Healthy pie? You bet! Make your own pie from scratch with these better-for-you recipes.
Few things finish off a meal with family or friends like a slice of homemade pie. Yet most traditional pies can torpedo your diet with an avalanche of calories from not-so-stellar sources, namely white sugar, white flour, and lard or shortening.

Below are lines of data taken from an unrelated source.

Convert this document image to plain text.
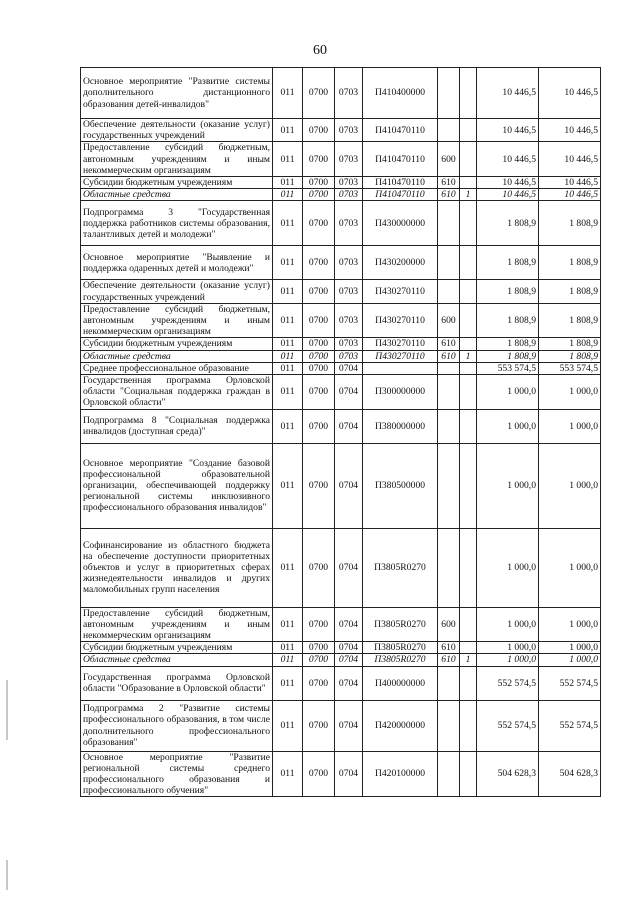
60
Основное мероприятие "Развитие системы дополнительного дистанционного образования детей-инвалидов"	011	0700	0703	П410400000			10 446,5	10 446,5
Обеспечение деятельности (оказание услуг) государственных учреждений	011	0700	0703	П410470110			10 446,5	10 446,5
Предоставление субсидий бюджетным, автономным учреждениям и иным некоммерческим организациям	011	0700	0703	П410470110	600		10 446,5	10 446,5
Субсидии бюджетным учреждениям	011	0700	0703	П410470110	610		10 446,5	10 446,5
Областные средства	011	0700	0703	П410470110	610	1	10 446,5	10 446,5
Подпрограмма 3 "Государственная поддержка работников системы образования, талантливых детей и молодежи"	011	0700	0703	П430000000			1 808,9	1 808,9
Основное мероприятие "Выявление и поддержка одаренных детей и молодежи"	011	0700	0703	П430200000			1 808,9	1 808,9
Обеспечение деятельности (оказание услуг) государственных учреждений	011	0700	0703	П430270110			1 808,9	1 808,9
Предоставление субсидий бюджетным, автономным учреждениям и иным некоммерческим организациям	011	0700	0703	П430270110	600		1 808,9	1 808,9
Субсидии бюджетным учреждениям	011	0700	0703	П430270110	610		1 808,9	1 808,9
Областные средства	011	0700	0703	П430270110	610	1	1 808,9	1 808,9
Среднее профессиональное образование	011	0700	0704				553 574,5	553 574,5
Государственная программа Орловской области "Социальная поддержка граждан в Орловской области"	011	0700	0704	П300000000			1 000,0	1 000,0
Подпрограмма 8 "Социальная поддержка инвалидов (доступная среда)"	011	0700	0704	П380000000			1 000,0	1 000,0
Основное мероприятие "Создание базовой профессиональной образовательной организации, обеспечивающей поддержку региональной системы инклюзивного профессионального образования инвалидов"	011	0700	0704	П380500000			1 000,0	1 000,0
Софинансирование из областного бюджета на обеспечение доступности приоритетных объектов и услуг в приоритетных сферах жизнедеятельности инвалидов и других маломобильных групп населения	011	0700	0704	П3805R0270			1 000,0	1 000,0
Предоставление субсидий бюджетным, автономным учреждениям и иным некоммерческим организациям	011	0700	0704	П3805R0270	600		1 000,0	1 000,0
Субсидии бюджетным учреждениям	011	0700	0704	П3805R0270	610		1 000,0	1 000,0
Областные средства	011	0700	0704	П3805R0270	610	1	1 000,0	1 000,0
Государственная программа Орловской области "Образование в Орловской области"	011	0700	0704	П400000000			552 574,5	552 574,5
Подпрограмма 2 "Развитие системы профессионального образования, в том числе дополнительного профессионального образования"	011	0700	0704	П420000000			552 574,5	552 574,5
Основное мероприятие "Развитие региональной системы среднего профессионального образования и профессионального обучения"	011	0700	0704	П420100000			504 628,3	504 628,3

Pie need not be a guilty indulgence. These fresh takes on this cherished dessert will surely bring smiles to any table of pie lovers and include the ingredients needed to knock them into nutritional shape. Pies are a great way to use up Mother Nature’s late-summer abundance of fresh fruits and vegetables.
Recipes
- Spelt Pie Crust
- Cherry Chocolate Pies
- Butternut Pecan Pie
- Apple Cheddar Rosemary Pie
- Lemon Greek Yogurt Pie with Blueberry Compote
- Gluten-Free Almond Pie Crust
- Peach Pistachio Pie
Easy as pie
A pie is only as good as its crust. These tips will help make you a pie-making pro.
Fat chance
All-butter crusts have wonderful richness, but for better flavour and improved nutrition try to source organic butter gleaned from grass-fed cows. For a flakier crust don’t overwork the butter into the flour—blend it into the flour just until it’s reduced to the size of peas. For a dairy-free crust, you can experiment with using unmelted coconut oil or one of the increasing number of dairy-free organic shortenings now available.
Cold shoulder
It’s best to work with very cold butter, so try placing it in the freezer for 30 minutes before blending into the flour. You can also do the same with coconut oil or dairy-free shortening. Warm fat will be absorbed by the flour instead of coating it, resulting in a less flaky, tougher crust. To keep things cool, you can also refrigerate your rolling pin before using it and also the pie with its filling while you roll the top crust. Attempt to make your pies during the time of day when your kitchen is at its coolest.
Add acid
A touch of cider vinegar serves to help tenderize the crust.
Roll play
Rolling dough between sheets of parchment paper can help immensely in avoiding a sticky situation and transferring the rolled dough from work station to pie plate. You can lightly flour the parchment paper to further limit sticking.
Give it a wash
Brushing the tops of pies with a beaten egg wash will produce a drool-worthy golden colour and a glossy finish. You want to apply a fairly thin coating, preferably with a pastry brush, with no puddles. Whisking the egg with a couple of teaspoons of water will help thin out the glaze for better brushing.
Pan handling
The dish you bake your pie in plays an important role in the outcome of a crowd-pleasing pie. Glass is a great option because it heats slowly and allows the heat to spread evenly. Ceramic also helps pies cook evenly and gently, without drying them out. In the oven, it’s wise to place the pie pan on a baking sheet to catch any possible overflow that seeps out of the pie.